前回に引き続き『英国の夢 ラファエル前派展』の中編です。

『エレジー』 1888年
フレデリック・レイトン(Frederic Leighton)作
ラファエル前派というよりは「新古典主義」の画家として紹介される事が多いレイトン。代表作としては眠る女性を描いた『燃え立つ六月』が有名です。ノース・ヨークシャー(イギリス)の生まれですが、10代からヨーロッパを転々として絵を学んでいました。ラファエル前派のグループとは1860年、ロンドンへ転居した時に交流があったようです。
柔らかいタッチでどこか夢の中にいるような印象を受けるこの一枚。タイトルの「エレジー」とは死を悼む詩、一般的には悲しみをテーマにした歌や曲の事を指します。彼女に一体どんな悲しみがあるのかわかりませんが、頭に冠っているのが月桂冠だとしたら、ギリシャ神話のアポロとダフネの物語にそのヒントがあるのかもしれません。

『シャクヤクの花』 1887年
チャールズ・エドワード・ベルジーニ(Charles Edward Perugini)作
この展覧会で(個人的に)一番の美人だと思った作品です。タイトルにある器いっぱいのシャクヤクの花の美しさより、それを抱えている彼女の美しさに目が釘付けになってしまいました。美人を形容する日本語に「立てば芍薬、座れば牡丹、歩く姿は百合の花」という言葉がありますが、彼女はまさにそんな感じの女性でした。
イタリア出身の画家であるペルジーニ(6-17歳の時は家族とイギリスに在住)は先ほど紹介したレイトンに影響を受け、師弟関係にあった画家です。

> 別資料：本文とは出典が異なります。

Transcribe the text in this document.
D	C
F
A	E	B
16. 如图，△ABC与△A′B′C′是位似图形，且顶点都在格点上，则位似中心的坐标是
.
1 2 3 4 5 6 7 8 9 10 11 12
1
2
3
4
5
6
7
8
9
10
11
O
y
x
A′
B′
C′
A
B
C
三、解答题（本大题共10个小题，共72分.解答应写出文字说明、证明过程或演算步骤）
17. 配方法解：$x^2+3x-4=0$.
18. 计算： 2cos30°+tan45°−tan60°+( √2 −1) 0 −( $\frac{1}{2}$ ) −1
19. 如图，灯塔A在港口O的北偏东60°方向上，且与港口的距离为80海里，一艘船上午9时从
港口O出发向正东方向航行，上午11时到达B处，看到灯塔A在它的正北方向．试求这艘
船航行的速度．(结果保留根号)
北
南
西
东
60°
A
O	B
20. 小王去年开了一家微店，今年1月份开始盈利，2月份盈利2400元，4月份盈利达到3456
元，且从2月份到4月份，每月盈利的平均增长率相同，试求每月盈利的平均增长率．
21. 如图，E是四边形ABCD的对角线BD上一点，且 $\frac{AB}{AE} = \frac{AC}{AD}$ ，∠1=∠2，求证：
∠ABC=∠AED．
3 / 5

レイトンのスタジオでアシスタントとして働いていたペルジーニは古典的な絵から描き始め、後に肖像画より高く売れる美しい女性や子供といったジャンルの絵を描くようになったそうです。

『テラスにて』 1889年
エドワード・ジョン・ポインター(Edward John Poynter)作
海辺のテラスに少女が一人、団扇に止まった虫を羽根で弄んでいます。透き通った少女の服とそれと同じくらい白い彼女の肌。夏の日差しと瑞々しい葡萄。夏の気怠さと退屈の中で、何てことのない日常の一場面が何故かキラキラと輝いて見えた一枚です。柔らかく透明感のある雰囲気が素敵だなと思いました。
歴史を題材とした大作で名前が広く知られるようになったポインター(パリ出身)ですが、この絵には特定の文学や歴史、地理などの背景があるわけではないようです。彼はいくつもの公職に就いていて(大学教授、アートスクールの校長など)、ジョン・エヴァレット・ミレーが務めていたロイヤル・アカデミーの総裁も彼の死後にポインターが引き継いだそうです。

『《希望》のためのスケッチ』 1877-86年頃
ジョージ・フレデリック・ワッツ(George Frederic Watts)作
イギリスの画家・ワッツの最高傑作と言われている『希望』という絵のために描かれたスケッチ。上の画像はその一部を切り取ったものです(完全なものが見つからず・・・すいません)。本来のスケッチは『希望』と同じ構図で描かれていて、ざっくり言うと本絵をぼやかしたような感じになっています。参考のため下に『希望』の画像も載せておきます。

『希望』 1897年
ジョージ・フレデリック・ワッツ(George Frederic Watts)作
目隠しをされた女性が球体(地球)の上に座り、たった一本の弦をしかない竪琴を弾きながらその音に耳を傾けているという何とも凄まじい光景が描かれています。2つの絵の制作年を見るとワッツが長い間『希望』の構想を練っていた事がわかります。一説によるとギリシャ神話に登場する「パンドラ」から着想を得たとも考えられているようです。
一見すると「何が希望なんだ?」とわからなくなってしまうような雰囲気の絵ですが「その響きから生まれる全ての音楽を聴き逃すまいとしている」という説明を見れば理解できるような気もします。憐れみでも悲しみでもなく、泣きたくなるような彼女の直向きさに私は心を打たれました。
※展覧会で見られるのは「スケッチ」の方ですのでお間違いなく。